# Math Help - qa is rational if and only if q = 0

1. ## qa is rational if and only if q = 0

This is exactly how the book states it.

Let q ∈ Q and a ∈ R\Q

Does a mean real number? I don't even know what R\Q is..

qa is rational if and only if q=0

2. Originally Posted by glover_m
This is exactly how the book states it.

Let q ∈ Q and a ∈ R\Q

Does a mean real number? I don't even know what R\Q is..

qa is rational if and only if q=0
$\mathbb{R} \backslash \mathbb{Q}$ is the reals with the rationals removed.

So $x \in \mathbb{R} \backslash \mathbb{Q}$ if and only if $x \in \mathbb{R}$ and $x \not\in \mathbb{Q}$.

With that the rest should be easy enough.

CB

3. Originally Posted by CaptainBlack
$\mathbb{R} \backslash \mathbb{Q}$ is the reals with the rationals removed.

So $x \in \mathbb{R} \backslash \mathbb{Q}$ if and only if $x \in \mathbb{R}$ and $x \not\in \mathbb{Q}$.

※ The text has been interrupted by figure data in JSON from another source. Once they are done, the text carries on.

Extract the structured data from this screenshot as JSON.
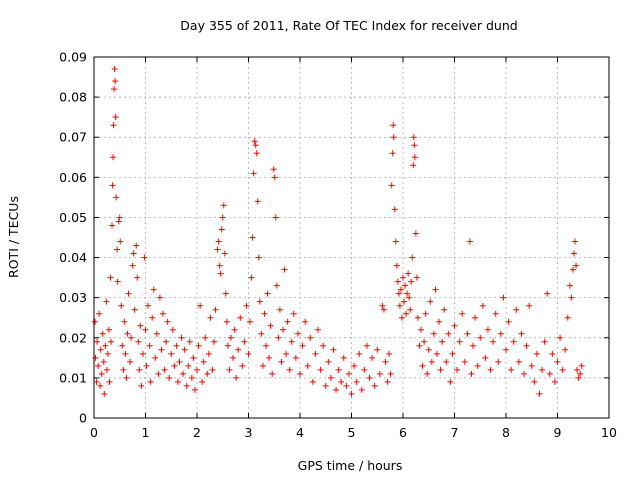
{
  "chart_data": {
    "type": "scatter",
    "title": "Day 355 of 2011, Rate Of TEC Index for receiver dund",
    "xlabel": "GPS time / hours",
    "ylabel": "ROTI / TECUs",
    "xlim": [
      0,
      10
    ],
    "ylim": [
      0,
      0.09
    ],
    "x_ticks": [
      0,
      1,
      2,
      3,
      4,
      5,
      6,
      7,
      8,
      9,
      10
    ],
    "y_ticks": [
      0,
      0.01,
      0.02,
      0.03,
      0.04,
      0.05,
      0.06,
      0.07,
      0.08,
      0.09
    ],
    "x_tick_labels": [
      "0",
      "1",
      "2",
      "3",
      "4",
      "5",
      "6",
      "7",
      "8",
      "9",
      "10"
    ],
    "y_tick_labels": [
      "0",
      "0.01",
      "0.02",
      "0.03",
      "0.04",
      "0.05",
      "0.06",
      "0.07",
      "0.08",
      "0.09"
    ],
    "grid": true,
    "marker": "plus",
    "color": "#ff0000",
    "series": [
      {
        "points": [
          [
            0.02,
            0.024
          ],
          [
            0.03,
            0.015
          ],
          [
            0.05,
            0.009
          ],
          [
            0.06,
            0.019
          ],
          [
            0.08,
            0.013
          ],
          [
            0.1,
            0.026
          ],
          [
            0.12,
            0.008
          ],
          [
            0.13,
            0.017
          ],
          [
            0.15,
            0.011
          ],
          [
            0.17,
            0.021
          ],
          [
            0.19,
            0.014
          ],
          [
            0.2,
            0.006
          ],
          [
            0.22,
            0.018
          ],
          [
            0.24,
            0.029
          ],
          [
            0.25,
            0.012
          ],
          [
            0.27,
            0.016
          ],
          [
            0.29,
            0.022
          ],
          [
            0.3,
            0.009
          ],
          [
            0.32,
            0.035
          ],
          [
            0.33,
            0.019
          ],
          [
            0.35,
            0.048
          ],
          [
            0.36,
            0.058
          ],
          [
            0.37,
            0.065
          ],
          [
            0.38,
            0.073
          ],
          [
            0.39,
            0.082
          ],
          [
            0.4,
            0.087
          ],
          [
            0.41,
            0.084
          ],
          [
            0.42,
            0.075
          ],
          [
            0.43,
            0.055
          ],
          [
            0.45,
            0.042
          ],
          [
            0.46,
            0.034
          ],
          [
            0.48,
            0.049
          ],
          [
            0.5,
            0.05
          ],
          [
            0.51,
            0.044
          ],
          [
            0.53,
            0.028
          ],
          [
            0.55,
            0.018
          ],
          [
            0.57,
            0.012
          ],
          [
            0.59,
            0.024
          ],
          [
            0.61,
            0.016
          ],
          [
            0.63,
            0.01
          ],
          [
            0.65,
            0.021
          ],
          [
            0.67,
            0.031
          ],
          [
            0.7,
            0.014
          ],
          [
            0.72,
            0.02
          ],
          [
            0.75,
            0.038
          ],
          [
            0.77,
            0.041
          ],
          [
            0.79,
            0.027
          ],
          [
            0.82,
            0.043
          ],
          [
            0.84,
            0.035
          ],
          [
            0.86,
            0.019
          ],
          [
            0.88,
            0.012
          ],
          [
            0.9,
            0.023
          ],
          [
            0.92,
            0.008
          ],
          [
            0.95,
            0.016
          ],
          [
            0.98,
            0.04
          ],
          [
            1.0,
            0.022
          ],
          [
            1.02,
            0.013
          ],
          [
            1.05,
            0.028
          ],
          [
            1.08,
            0.018
          ],
          [
            1.1,
            0.009
          ],
          [
            1.13,
            0.025
          ],
          [
            1.16,
            0.032
          ],
          [
            1.19,
            0.015
          ],
          [
            1.22,
            0.021
          ],
          [
            1.25,
            0.011
          ],
          [
            1.28,
            0.03
          ],
          [
            1.31,
            0.017
          ],
          [
            1.34,
            0.026
          ],
          [
            1.37,
            0.012
          ],
          [
            1.4,
            0.019
          ],
          [
            1.43,
            0.024
          ],
          [
            1.46,
            0.01
          ],
          [
            1.5,
            0.016
          ],
          [
            1.53,
            0.022
          ],
          [
            1.56,
            0.013
          ],
          [
            1.6,
            0.018
          ],
          [
            1.63,
            0.009
          ],
          [
            1.66,
            0.014
          ],
          [
            1.7,
            0.02
          ],
          [
            1.73,
            0.011
          ],
          [
            1.76,
            0.017
          ],
          [
            1.8,
            0.008
          ],
          [
            1.83,
            0.013
          ],
          [
            1.86,
            0.019
          ],
          [
            1.9,
            0.01
          ],
          [
            1.93,
            0.015
          ],
          [
            1.96,
            0.007
          ],
          [
            2.0,
            0.012
          ],
          [
            2.03,
            0.018
          ],
          [
            2.06,
            0.028
          ],
          [
            2.1,
            0.009
          ],
          [
            2.13,
            0.014
          ],
          [
            2.16,
            0.02
          ],
          [
            2.2,
            0.011
          ],
          [
            2.23,
            0.016
          ],
          [
            2.26,
            0.025
          ],
          [
            2.3,
            0.012
          ],
          [
            2.33,
            0.019
          ],
          [
            2.36,
            0.027
          ],
          [
            2.4,
            0.042
          ],
          [
            2.42,
            0.044
          ],
          [
            2.44,
            0.038
          ],
          [
            2.46,
            0.036
          ],
          [
            2.48,
            0.047
          ],
          [
            2.5,
            0.05
          ],
          [
            2.52,
            0.053
          ],
          [
            2.54,
            0.041
          ],
          [
            2.56,
            0.031
          ],
          [
            2.58,
            0.024
          ],
          [
            2.6,
            0.018
          ],
          [
            2.63,
            0.012
          ],
          [
            2.66,
            0.02
          ],
          [
            2.7,
            0.015
          ],
          [
            2.73,
            0.022
          ],
          [
            2.76,
            0.01
          ],
          [
            2.8,
            0.017
          ],
          [
            2.84,
            0.025
          ],
          [
            2.88,
            0.013
          ],
          [
            2.92,
            0.019
          ],
          [
            2.96,
            0.028
          ],
          [
            3.0,
            0.016
          ],
          [
            3.03,
            0.024
          ],
          [
            3.06,
            0.035
          ],
          [
            3.08,
            0.045
          ],
          [
            3.1,
            0.061
          ],
          [
            3.12,
            0.069
          ],
          [
            3.14,
            0.068
          ],
          [
            3.16,
            0.066
          ],
          [
            3.18,
            0.054
          ],
          [
            3.2,
            0.04
          ],
          [
            3.22,
            0.029
          ],
          [
            3.25,
            0.021
          ],
          [
            3.28,
            0.013
          ],
          [
            3.31,
            0.026
          ],
          [
            3.34,
            0.018
          ],
          [
            3.37,
            0.031
          ],
          [
            3.4,
            0.015
          ],
          [
            3.43,
            0.023
          ],
          [
            3.46,
            0.011
          ],
          [
            3.49,
            0.062
          ],
          [
            3.51,
            0.06
          ],
          [
            3.53,
            0.05
          ],
          [
            3.55,
            0.033
          ],
          [
            3.58,
            0.02
          ],
          [
            3.61,
            0.027
          ],
          [
            3.64,
            0.014
          ],
          [
            3.67,
            0.022
          ],
          [
            3.7,
            0.037
          ],
          [
            3.73,
            0.016
          ],
          [
            3.76,
            0.024
          ],
          [
            3.8,
            0.012
          ],
          [
            3.84,
            0.019
          ],
          [
            3.88,
            0.026
          ],
          [
            3.92,
            0.015
          ],
          [
            3.96,
            0.021
          ],
          [
            4.0,
            0.011
          ],
          [
            4.05,
            0.018
          ],
          [
            4.1,
            0.024
          ],
          [
            4.15,
            0.013
          ],
          [
            4.2,
            0.02
          ],
          [
            4.25,
            0.009
          ],
          [
            4.3,
            0.016
          ],
          [
            4.35,
            0.022
          ],
          [
            4.4,
            0.012
          ],
          [
            4.45,
            0.018
          ],
          [
            4.5,
            0.008
          ],
          [
            4.55,
            0.014
          ],
          [
            4.6,
            0.01
          ],
          [
            4.65,
            0.017
          ],
          [
            4.7,
            0.007
          ],
          [
            4.75,
            0.012
          ],
          [
            4.8,
            0.009
          ],
          [
            4.85,
            0.015
          ],
          [
            4.9,
            0.008
          ],
          [
            4.95,
            0.011
          ],
          [
            5.0,
            0.006
          ],
          [
            5.05,
            0.013
          ],
          [
            5.1,
            0.009
          ],
          [
            5.15,
            0.016
          ],
          [
            5.2,
            0.007
          ],
          [
            5.25,
            0.012
          ],
          [
            5.3,
            0.018
          ],
          [
            5.35,
            0.01
          ],
          [
            5.4,
            0.015
          ],
          [
            5.45,
            0.008
          ],
          [
            5.5,
            0.017
          ],
          [
            5.55,
            0.011
          ],
          [
            5.6,
            0.028
          ],
          [
            5.63,
            0.027
          ],
          [
            5.66,
            0.014
          ],
          [
            5.7,
            0.009
          ],
          [
            5.73,
            0.016
          ],
          [
            5.76,
            0.011
          ],
          [
            5.78,
            0.058
          ],
          [
            5.8,
            0.066
          ],
          [
            5.81,
            0.073
          ],
          [
            5.82,
            0.07
          ],
          [
            5.84,
            0.052
          ],
          [
            5.86,
            0.044
          ],
          [
            5.88,
            0.038
          ],
          [
            5.9,
            0.034
          ],
          [
            5.92,
            0.031
          ],
          [
            5.94,
            0.028
          ],
          [
            5.96,
            0.032
          ],
          [
            5.98,
            0.025
          ],
          [
            6.0,
            0.035
          ],
          [
            6.02,
            0.029
          ],
          [
            6.04,
            0.033
          ],
          [
            6.06,
            0.026
          ],
          [
            6.08,
            0.031
          ],
          [
            6.1,
            0.036
          ],
          [
            6.12,
            0.03
          ],
          [
            6.14,
            0.027
          ],
          [
            6.16,
            0.034
          ],
          [
            6.18,
            0.04
          ],
          [
            6.2,
            0.063
          ],
          [
            6.21,
            0.07
          ],
          [
            6.22,
            0.068
          ],
          [
            6.23,
            0.065
          ],
          [
            6.25,
            0.046
          ],
          [
            6.27,
            0.035
          ],
          [
            6.29,
            0.025
          ],
          [
            6.32,
            0.018
          ],
          [
            6.35,
            0.022
          ],
          [
            6.38,
            0.013
          ],
          [
            6.41,
            0.019
          ],
          [
            6.44,
            0.026
          ],
          [
            6.47,
            0.011
          ],
          [
            6.5,
            0.017
          ],
          [
            6.53,
            0.029
          ],
          [
            6.56,
            0.014
          ],
          [
            6.6,
            0.021
          ],
          [
            6.63,
            0.032
          ],
          [
            6.66,
            0.016
          ],
          [
            6.7,
            0.024
          ],
          [
            6.73,
            0.012
          ],
          [
            6.76,
            0.019
          ],
          [
            6.8,
            0.027
          ],
          [
            6.84,
            0.014
          ],
          [
            6.88,
            0.021
          ],
          [
            6.92,
            0.009
          ],
          [
            6.96,
            0.016
          ],
          [
            7.0,
            0.023
          ],
          [
            7.05,
            0.012
          ],
          [
            7.1,
            0.019
          ],
          [
            7.15,
            0.026
          ],
          [
            7.2,
            0.014
          ],
          [
            7.25,
            0.021
          ],
          [
            7.3,
            0.044
          ],
          [
            7.33,
            0.011
          ],
          [
            7.36,
            0.018
          ],
          [
            7.4,
            0.025
          ],
          [
            7.45,
            0.013
          ],
          [
            7.5,
            0.02
          ],
          [
            7.55,
            0.028
          ],
          [
            7.6,
            0.015
          ],
          [
            7.65,
            0.022
          ],
          [
            7.7,
            0.012
          ],
          [
            7.75,
            0.019
          ],
          [
            7.8,
            0.026
          ],
          [
            7.85,
            0.014
          ],
          [
            7.9,
            0.021
          ],
          [
            7.95,
            0.03
          ],
          [
            8.0,
            0.017
          ],
          [
            8.05,
            0.024
          ],
          [
            8.1,
            0.012
          ],
          [
            8.15,
            0.019
          ],
          [
            8.2,
            0.027
          ],
          [
            8.25,
            0.014
          ],
          [
            8.3,
            0.021
          ],
          [
            8.35,
            0.011
          ],
          [
            8.4,
            0.018
          ],
          [
            8.45,
            0.028
          ],
          [
            8.5,
            0.013
          ],
          [
            8.55,
            0.009
          ],
          [
            8.6,
            0.016
          ],
          [
            8.65,
            0.006
          ],
          [
            8.7,
            0.012
          ],
          [
            8.75,
            0.019
          ],
          [
            8.8,
            0.031
          ],
          [
            8.85,
            0.011
          ],
          [
            8.9,
            0.016
          ],
          [
            8.95,
            0.009
          ],
          [
            9.0,
            0.014
          ],
          [
            9.05,
            0.02
          ],
          [
            9.1,
            0.012
          ],
          [
            9.15,
            0.017
          ],
          [
            9.2,
            0.025
          ],
          [
            9.24,
            0.033
          ],
          [
            9.27,
            0.03
          ],
          [
            9.3,
            0.037
          ],
          [
            9.32,
            0.041
          ],
          [
            9.34,
            0.044
          ],
          [
            9.36,
            0.038
          ],
          [
            9.38,
            0.012
          ],
          [
            9.41,
            0.01
          ],
          [
            9.44,
            0.011
          ],
          [
            9.47,
            0.013
          ]
        ]
      }
    ]
  }
}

With that the rest should be easy enough.

CB
yah not really, i figured it was the irrationals, but not sure about proving that heh

the way my teacher does it is he proves both ways.

so in -<<<
Suppose q = 0 = x/y

qa = 0a = 0 =x/y

therefore qa is rational if q=0

but going ->>>>
suppose qa is rational

q=
.
.
.
.
.
=0

that's what i dont understand how to do, i think i understand the first part, but not the second direction.

4. Suppose that q$\neq$0.

Since q is rational and not zero
$q=\frac{x}{y}$
where x$\neq$0.

qa is rational, so

$qa=\frac{z}{w}$
Combining these two we get
$a\frac{x}{y}=\frac{z}{w}\Rightarrow a=\frac{zy}{wx}$
(We can divide by x because it is not zero)
But this means that a is rational, contradiction.
Therefore it must be q=0.

5. Originally Posted by Halmos Rules
Suppose that q$\neq$0.

Since q is rational and not zero
$q=\frac{x}{y}$
where x$\neq$0.

qa is rational, so

$qa=\frac{z}{w}$
Combining these two we get
$a\frac{x}{y}=\frac{z}{w}\Rightarrow a=\frac{zy}{wx}$
(We can divide by x because it is not zero)
But this means that a is rational, contradiction.
Therefore it must be q=0.
You don't really need to go back to the x/y definition of rationals (although you can of course). If q is not 0, then q has a multiplicative inverse and the rationals are closed under multiplication.